Cerca de 3 mil pessoas do Movimento dos Trabalhadores Rurais Sem Terra (MST) fazem passeata por ruas do centro do Rio em defesa da agricultura camponesa no país, durante a Rio+20. Foto: Marcello Casal

Nas manifestações pelas ruas do Rio de Janeiro e no colorido da Cúpula dos Povos as pessoas e as organizações da sociedade civil gritaram, desenharam e sonharam palavras de ordem contra quase tudo. Enquanto isso, no RioCentro sucederam-se enfadonhos discursos de chefes de Estado que, por horas, ocuparam a tribuna para ler textos que pereciam ter sido escritos pelo mesmo ghost writer. O colorido das ruas substituído pelo monocromático das gravatas em discursos acanhados, como a explicar porque não tinham a coragem de sonhar com um amanhã menos cinzento.

A Rio+20 vai entrar para a história como um vazio de coragem e o abandono das utopias. A ruptura entre as palavras de ordem das ruas e a ordem das palavras no documento final da conferência. No entanto, não é um fim de linha, nem para a ONU nem para a sociedade civil. O próprio secretário geral, Ban Ki-Moon considerou o documento acordado entre os países como tímido e as organizações sociais sabem
que há muito trabalho a fazer. Até 2014 devem ser definidos os Objetivos de Desenvolvimento Sustentável (ODS), que precisam ser mais corajosos do que esse documento “sem conflitos” assinado no Rio de Janeiro.

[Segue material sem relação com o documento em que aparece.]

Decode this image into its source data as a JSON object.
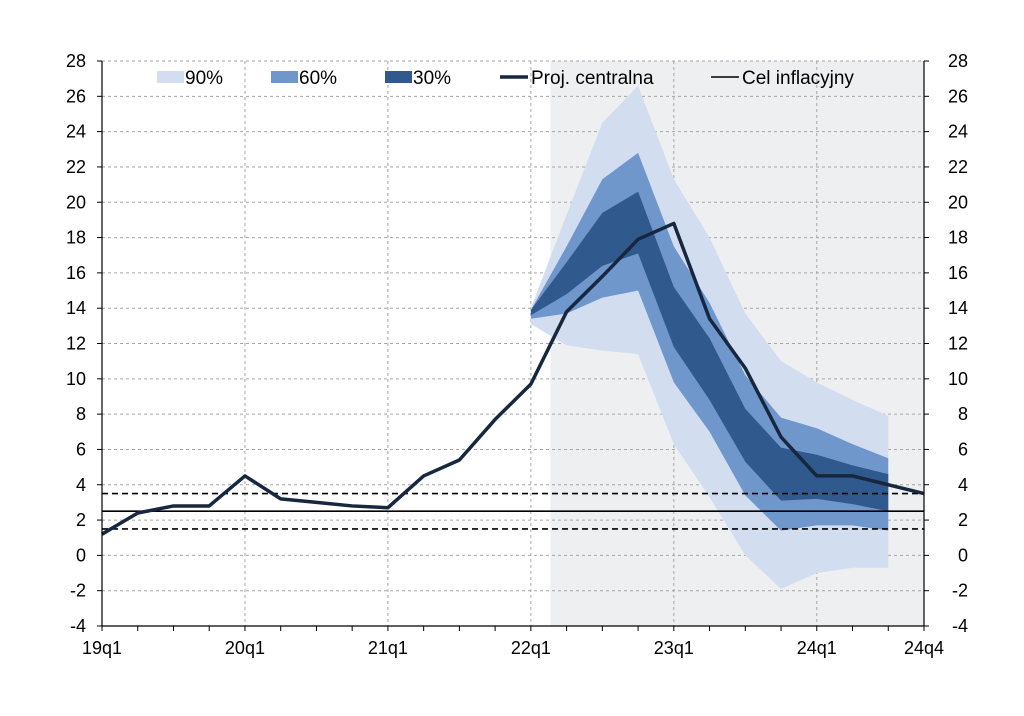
{
  "chart_data": {
    "type": "area",
    "title": "",
    "xlabel": "",
    "ylabel": "",
    "ylim": [
      -4,
      28
    ],
    "y_ticks": [
      -4,
      -2,
      0,
      2,
      4,
      6,
      8,
      10,
      12,
      14,
      16,
      18,
      20,
      22,
      24,
      26,
      28
    ],
    "grid": true,
    "legend_position": "top",
    "x_tick_labels": [
      "19q1",
      "20q1",
      "21q1",
      "22q1",
      "23q1",
      "24q1",
      "24q4"
    ],
    "x_tick_quarters": [
      "19q1",
      "20q1",
      "21q1",
      "22q1",
      "23q1",
      "24q1",
      "24q4"
    ],
    "quarters": [
      "19q1",
      "19q2",
      "19q3",
      "19q4",
      "20q1",
      "20q2",
      "20q3",
      "20q4",
      "21q1",
      "21q2",
      "21q3",
      "21q4",
      "22q1",
      "22q2",
      "22q3",
      "22q4",
      "23q1",
      "23q2",
      "23q3",
      "23q4",
      "24q1",
      "24q2",
      "24q3",
      "24q4"
    ],
    "projection_start": "22q2",
    "central_projection": {
      "name": "Proj. centralna",
      "color": "#16273f",
      "values": [
        1.2,
        2.4,
        2.8,
        2.8,
        4.5,
        3.2,
        3.0,
        2.8,
        2.7,
        4.5,
        5.4,
        7.7,
        9.7,
        13.8,
        15.8,
        17.9,
        18.8,
        13.4,
        10.6,
        6.7,
        4.5,
        4.5,
        4.0,
        3.5
      ]
    },
    "inflation_target": {
      "name": "Cel inflacyjny",
      "value": 2.5,
      "band_lower": 1.5,
      "band_upper": 3.5
    },
    "fan_bands": [
      {
        "name": "90%",
        "color": "#d2ddef",
        "lower": [
          13.1,
          11.9,
          11.6,
          11.4,
          6.3,
          3.3,
          0.0,
          -1.9,
          -1.0,
          -0.7,
          -0.7
        ],
        "upper": [
          14.0,
          19.3,
          24.5,
          26.6,
          21.3,
          18.0,
          13.7,
          11.0,
          9.8,
          8.8,
          7.9
        ]
      },
      {
        "name": "60%",
        "color": "#6f97cc",
        "lower": [
          13.4,
          13.7,
          14.6,
          15.0,
          9.8,
          7.0,
          3.4,
          1.4,
          1.7,
          1.7,
          1.4
        ],
        "upper": [
          13.9,
          17.5,
          21.3,
          22.8,
          17.5,
          14.3,
          10.2,
          7.8,
          7.2,
          6.3,
          5.5
        ]
      },
      {
        "name": "30%",
        "color": "#305a8e",
        "lower": [
          13.6,
          14.8,
          16.4,
          17.1,
          11.8,
          8.8,
          5.3,
          3.1,
          3.2,
          2.9,
          2.5
        ],
        "upper": [
          13.9,
          16.6,
          19.4,
          20.6,
          15.2,
          12.3,
          8.3,
          6.1,
          5.7,
          5.1,
          4.6
        ]
      }
    ]
  }
}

No entanto, é sempre bom lembrar que os documento da Rio+20 representa apenas o piso, o mínimo que se pode fazer, mas não o máximo. O recado das ruas também foi confuso, sem nenhuma objetividade e, de forma generalizada, contra tudo e contra todos. É importante que se tenha em mente que cada governo individualmente, cada organização e cada pessoa pode avançar, ir além, trabalhar pelas utopias que sempre são as sementes de grandes realizações da humanidade.

A Rio+20 pode ser vista como um exemplo a não ser seguido. A ONU criada após a 2ª Guerra Mundial pode não ser mais o modelo de cooperação internacional que o século XXI necessita. Mas é o único modelo de multilateralismo que o planeta tem, portanto, é preciso apostar em sua capacidade de se renovar. Nos próximos anos outras conferências vão desafiar a capacidade da humanidade em resolver problemas comuns e não se deve desistir de buscar uma voz comum em harmonia com os desejos das sociedades.

O documento final da Rio+20 é uma afronta à capacidade humana de sonhar, mas é uma ode à necessidade de se caminhar unido. O esforço diplomático para redigir um documento para ser assinado por quase duas centenas de países é louvável, porque os interesses são os mais díspares possíveis, contemplando desde a falida aristocracia europeia aos novos-ricos dos BRICS, passando por Saint Kitts, uma ilhota do Caribe que é o menor país das Américas.

Mas a diplomacia adotou a técnica de retirar os pontos conflitantes, aparar as arestas, tirar as cores fortes, de forma que, no final, pouco restou do sonho de uma grande conferência sobre desenvolvimento sustentável. (Envolverde)

Dal Marcondes é jornalista especializado em jornalismo econômico, diretor e editor responsável da Envolverde – Revista Digital e presidente do Instituto Envolverde.